Phosphorbrandbombe im Siebentischwald

Martin Radons vom Kampfmittelräumdienst hob die noch völlig intakte Phosphorbrandbombe vorsichtig in einen luftdichten Spezialbehälter. (Foto: Feuerwehr Augsburg)
Eine Phosphorbrandbombe ist im Siebentischwald entdeckt worden. Gegen 8:45 Uhr wurden am Mittwoch der Kampfmittelräumdienst, die Polizei und die Berufsfeuerwehr Augsburg in den Stadtwald gerufen. Westlich des Kuhsees hatte ein Mountainbiker eine englische Phosphorbrandbombe INC 30 entdeckt. 

Martin Radons vom Kampfmittelräumdienst hob die noch völlig intakte Phosphorbrandbombe vorsichtig in einen luftdichten Spezialbehälter, der mit trockenem Sand gefüllt war. Die INC 30 wurde nach München gefahren, erklärt die Feuerwehr in ihrem Pressebericht, "um sie dort vor Ort zu delaborieren".
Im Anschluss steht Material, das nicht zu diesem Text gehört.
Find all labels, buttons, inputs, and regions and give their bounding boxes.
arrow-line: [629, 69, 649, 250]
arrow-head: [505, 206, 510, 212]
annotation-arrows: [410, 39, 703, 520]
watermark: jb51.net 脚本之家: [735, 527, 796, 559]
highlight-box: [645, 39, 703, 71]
Die Feuerwehr warnt in ihrem Bericht zudem: "Eine INC 30 kann mit einem Feuerlöscher verwechselt werden. Eine solche Bombe beim Auffinden auf keinen Fall bewegen. Sofort den Notruf 112 wählen."

Bei einer Explosion würde im Umkreis von 50  bis 60 Meter alles schlagartig brennen. Kontakt mit Phosphor könne zu lebensbedrohlichen Verbrennungen führen.
Ein Einatmen von Phosphordämpfen ist hochgradig lebensgefährlich. (pm)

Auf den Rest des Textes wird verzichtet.